A gang rape case was recently dealt with here in Jos, by the Human Rights Commission. A young girl was raped and the oldest of the rapists was nine years old. If children engage in rape at that age, what would happen when they are older? Where do we trace the problem to?

There are a lot of young girls exposed to sexual harassment on the street. They are out at 5AM, they are mounted with very heavy goods and they are expected to sell everything before they return home for the night. Most of them do not enjoy the stress that comes with the sun, so they find a place to rest the goods; they go off and make the money by selling in kind. They return home and the next day the cycle continues. Others are resilient but even at that, their lives are not better. Our society suffers because mothers cannot even fight for their daughters and fathers are silent, some of them are part of the problem, so when there is a crime, when their daughters get abused, they choose to negotiate out of court because they see negotiation as a means of having a better life for a few months rather than going in and out of court to get justice and then ending up poorer. When parents believe the best they can get is a negotiation, they negotiate. It is not because they are insane, it is their best option.
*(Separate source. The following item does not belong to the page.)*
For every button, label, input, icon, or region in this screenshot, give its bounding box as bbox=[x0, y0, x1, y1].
Abusing children is almost a culture in our society; it has swept through the town. It happens frequently, so many times in a day. There are girls who also give themselves to it. They lack knowledge of what is happening, they want a better life, even if that better life is N200. Money takes away a lot of burden and they want just a little of it, they are willingly to give themselves for it. This is not a recent problem, we emphasise on it now because we are identifying with its effect more every day.

Sometimes we argue and say education is not important but what these girls need is an education, the right kind of education that forces aggressive ambition.